March 14, 2017
Sebi wants an overhaul in the way boards of listed companies to discharge their duties that include the appointment and removal of directors. This makes sense to raise corporate governance and reinforce director’s responsibility.
Recent developments such as the boardroom putsch at Tata Sons and the differences between some promoters and the management at Infosys underscore the need for a rigorous evaluation of the board including the chairperson and independent directors.
Sebi’s guidance note, last month, on board evaluation — a report card that a company holds to itself to see how it fares — is welcome, but needs to be more pointed.
Domain knowledge and expertise of a board member alone will not suffice. What counts is whether she can think independently, and challenge the management. Board discussions must be frank, accommodate criticism.

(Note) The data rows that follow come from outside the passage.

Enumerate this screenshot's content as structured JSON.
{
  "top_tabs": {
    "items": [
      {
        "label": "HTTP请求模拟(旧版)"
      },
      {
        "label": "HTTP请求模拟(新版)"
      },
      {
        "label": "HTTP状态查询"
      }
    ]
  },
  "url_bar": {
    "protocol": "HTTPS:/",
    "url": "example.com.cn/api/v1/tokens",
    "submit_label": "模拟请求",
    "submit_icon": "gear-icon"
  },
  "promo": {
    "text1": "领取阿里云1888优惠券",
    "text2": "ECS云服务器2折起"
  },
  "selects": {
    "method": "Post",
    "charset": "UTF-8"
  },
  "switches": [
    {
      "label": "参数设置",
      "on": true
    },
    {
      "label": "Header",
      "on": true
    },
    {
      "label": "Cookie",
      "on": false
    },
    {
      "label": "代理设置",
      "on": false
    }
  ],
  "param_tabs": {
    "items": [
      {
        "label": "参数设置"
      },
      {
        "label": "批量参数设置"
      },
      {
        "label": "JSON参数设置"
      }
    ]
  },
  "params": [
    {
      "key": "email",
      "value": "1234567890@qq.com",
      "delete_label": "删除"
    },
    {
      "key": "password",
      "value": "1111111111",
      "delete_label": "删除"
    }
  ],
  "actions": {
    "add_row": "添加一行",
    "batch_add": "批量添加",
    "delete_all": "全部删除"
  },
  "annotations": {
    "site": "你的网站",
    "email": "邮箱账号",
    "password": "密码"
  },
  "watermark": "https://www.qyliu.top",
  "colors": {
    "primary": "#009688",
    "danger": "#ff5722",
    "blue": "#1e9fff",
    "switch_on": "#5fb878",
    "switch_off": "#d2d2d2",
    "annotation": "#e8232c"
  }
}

The regulator’s criteria for assessment of board and management performance are proper: whether remuneration is aligned with performance, industry peers and the company’s long-term interests, whether the board selects, compensates, monitors and, when necessary, replaces key managerial personnel based on such evaluation; whether the board independently assesses the assumptions underlying strategy and the company’s risk appetite.
Checks must be in place to allow independent directors to perform their roles effectively, as Indian companies take on the turbulence of global uncertainty. Globally, many entities rope in external experts to the evaluation process.
Bringing in independence makes sense for Indian companies, too. Sebi’s guidance note should have the force of law to protect the interest of shareholders. And corporate governance should move beyond a check-the-box exercise.